Aa! Cat! Flee!
El Calafate appears from the airport road as a ramshackle, and somewhat bleak, collection of houses colonising the banks of Lago Argentino, in the shadow of the Andes. While it is better in town, that is largely due to the homgenising effects of being geared for tourists (not that we´re different).
Its prime attraction for travellers (if you bunk off work for more than 3 months you get to call yourself a traveller - they even stamp your passport. More than a year and you just get go right over the line into being a hippy where dreadlocks become mandatory) is the proximity to the Perito Moreno glacier. However, before we took the daytrip out there, we thought we could squeeze in some sunburn and so visited the local nature reserve sans sunblock. The reserve is largely for birds - unfortunately, it was not the right season for the flamingoes, although we did manage to get dive-bombed by a female harrier when we got too close to the nest hidden in the reeds. She was none too keen on the Bob-Marleyesque stray dogs tagging along beside us in the hope that we might drop chunks of steak in their path.
For those of you wondering, the eponymous calafate is a stubby bush with edible berries and it makes an ice-cream much like fruits of the forest - mighty fine with rich, dark chocolate.
An early bus took us to Perito Moreno in Los Glaciares National Park. Big open skies and Patagonian steppe gave way to snow-capped Andes flowing with glaciers at the park entrance (at which someone who shall remain nameless forgot to bring the entry fee. The kind ranger allowed us in on Argentinian Student tickets and so we ended up with change for our not enough money!). And soon we came to the star attraction, the Perito Moreno standing 60 meters tall and stretching for 5km across its face.
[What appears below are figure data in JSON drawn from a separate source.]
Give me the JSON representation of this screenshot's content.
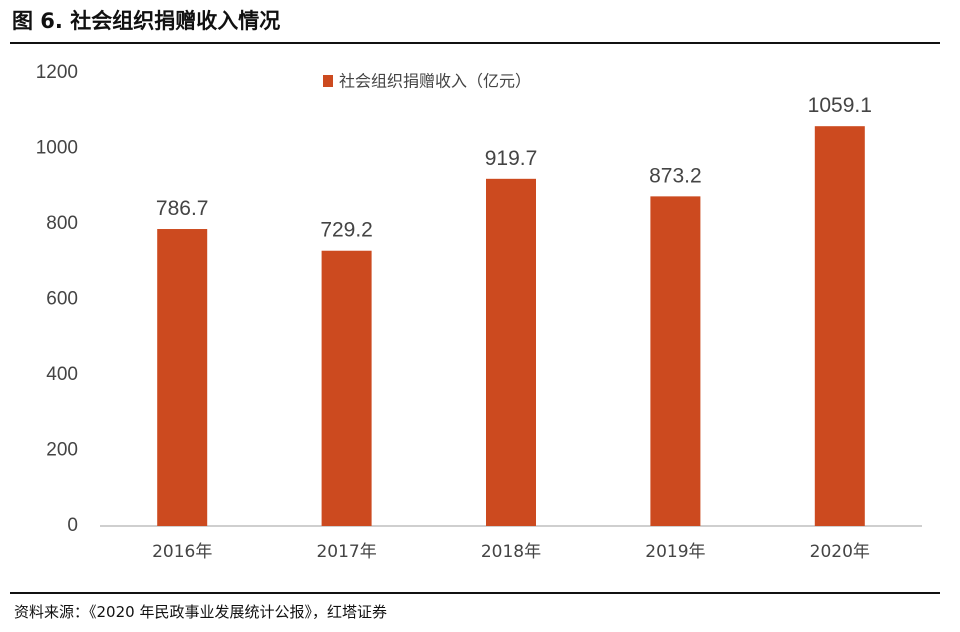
{
  "figure": {
    "title": "图 6. 社会组织捐赠收入情况",
    "source": "资料来源：《2020 年民政事业发展统计公报》，红塔证券"
  },
  "colors": {
    "bar": "#CC4A1F",
    "axis": "#BFBFBF",
    "text": "#444444"
  },
  "chart_data": {
    "type": "bar",
    "title": "",
    "xlabel": "",
    "ylabel": "",
    "categories": [
      "2016年",
      "2017年",
      "2018年",
      "2019年",
      "2020年"
    ],
    "series": [
      {
        "name": "社会组织捐赠收入（亿元）",
        "values": [
          786.7,
          729.2,
          919.7,
          873.2,
          1059.1
        ]
      }
    ],
    "data_labels": [
      "786.7",
      "729.2",
      "919.7",
      "873.2",
      "1059.1"
    ],
    "ylim": [
      0,
      1200
    ],
    "yticks": [
      0,
      200,
      400,
      600,
      800,
      1000,
      1200
    ],
    "grid": false,
    "legend_position": "top-center"
  }
}
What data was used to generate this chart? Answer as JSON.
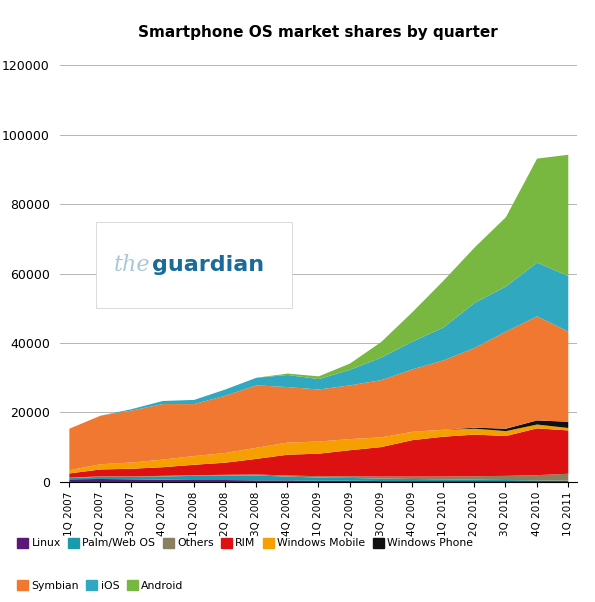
{
  "quarters": [
    "1Q 2007",
    "2Q 2007",
    "3Q 2007",
    "4Q 2007",
    "1Q 2008",
    "2Q 2008",
    "3Q 2008",
    "4Q 2008",
    "1Q 2009",
    "2Q 2009",
    "3Q 2009",
    "4Q 2009",
    "1Q 2010",
    "2Q 2010",
    "3Q 2010",
    "4Q 2010",
    "1Q 2011"
  ],
  "series": {
    "Linux": [
      800,
      900,
      800,
      700,
      600,
      600,
      500,
      500,
      400,
      400,
      300,
      300,
      300,
      300,
      300,
      300,
      300
    ],
    "Palm/Web OS": [
      400,
      600,
      700,
      900,
      1200,
      1300,
      1400,
      1100,
      900,
      800,
      700,
      600,
      500,
      400,
      300,
      200,
      100
    ],
    "Others": [
      100,
      150,
      150,
      200,
      200,
      200,
      300,
      300,
      400,
      500,
      600,
      700,
      800,
      1000,
      1200,
      1500,
      2000
    ],
    "RIM": [
      1200,
      2000,
      2200,
      2500,
      3000,
      3500,
      4500,
      6000,
      6500,
      7500,
      8500,
      10500,
      11500,
      12000,
      11500,
      13500,
      12500
    ],
    "Windows Mobile": [
      900,
      1500,
      1800,
      2200,
      2500,
      2800,
      3200,
      3500,
      3500,
      3200,
      2800,
      2400,
      2000,
      1700,
      1400,
      1100,
      700
    ],
    "Windows Phone": [
      0,
      0,
      0,
      0,
      0,
      0,
      0,
      0,
      0,
      0,
      0,
      0,
      0,
      300,
      700,
      1200,
      1800
    ],
    "Symbian": [
      12000,
      14000,
      15000,
      16000,
      15000,
      16500,
      18000,
      16000,
      15000,
      15500,
      16500,
      18000,
      20000,
      23000,
      28000,
      30000,
      26000
    ],
    "iOS": [
      0,
      0,
      400,
      900,
      1200,
      1800,
      2200,
      3500,
      3000,
      4500,
      6500,
      8000,
      9500,
      13000,
      13000,
      15500,
      16000
    ],
    "Android": [
      0,
      0,
      0,
      0,
      0,
      0,
      0,
      400,
      800,
      1800,
      4500,
      8500,
      13500,
      16000,
      20000,
      30000,
      35000
    ]
  },
  "colors": {
    "Linux": "#5c1777",
    "Palm/Web OS": "#1a9aaa",
    "Others": "#888060",
    "RIM": "#dd1111",
    "Windows Mobile": "#f5a000",
    "Windows Phone": "#111111",
    "Symbian": "#f07830",
    "iOS": "#30a8c0",
    "Android": "#78b840"
  },
  "title": "Smartphone OS market shares by quarter",
  "ylim": [
    0,
    125000
  ],
  "yticks": [
    0,
    20000,
    40000,
    60000,
    80000,
    100000,
    120000
  ],
  "legend_order": [
    "Linux",
    "Palm/Web OS",
    "Others",
    "RIM",
    "Windows Mobile",
    "Windows Phone",
    "Symbian",
    "iOS",
    "Android"
  ],
  "legend_row1": [
    "Linux",
    "Palm/Web OS",
    "Others",
    "RIM",
    "Windows Mobile",
    "Windows Phone"
  ],
  "legend_row2": [
    "Symbian",
    "iOS",
    "Android"
  ]
}
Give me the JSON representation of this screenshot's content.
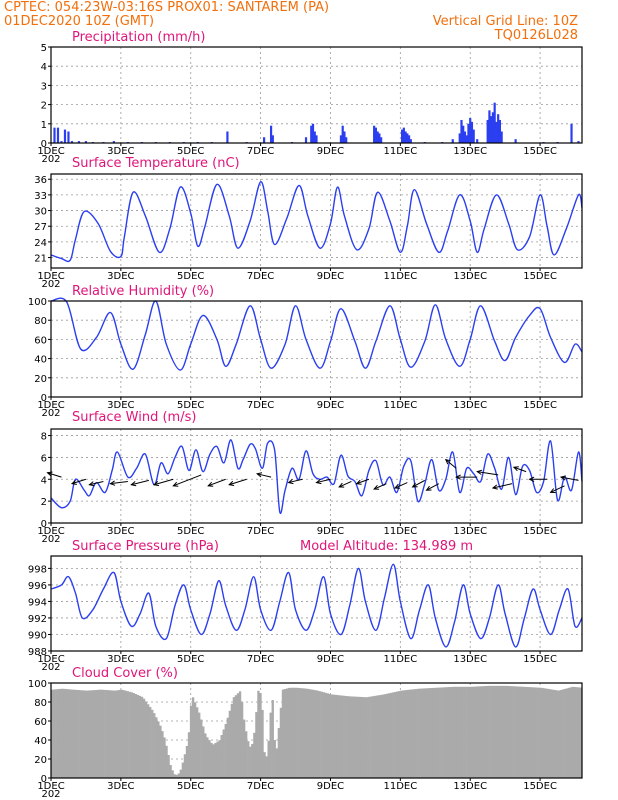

It is the biggest of 48 glaciers stemming from the Southern Patagonian Ice Field, the world´s third largest reserve of water. It is 30km long, climbs to 700m at its deepest point and advances by 2 meters per day. Periodically the sound of rifle reports fill the air as another chunk of ice has calved off into the green spangle of Lago Argentina.
P.S. It was R...like you couldn´t have guessed.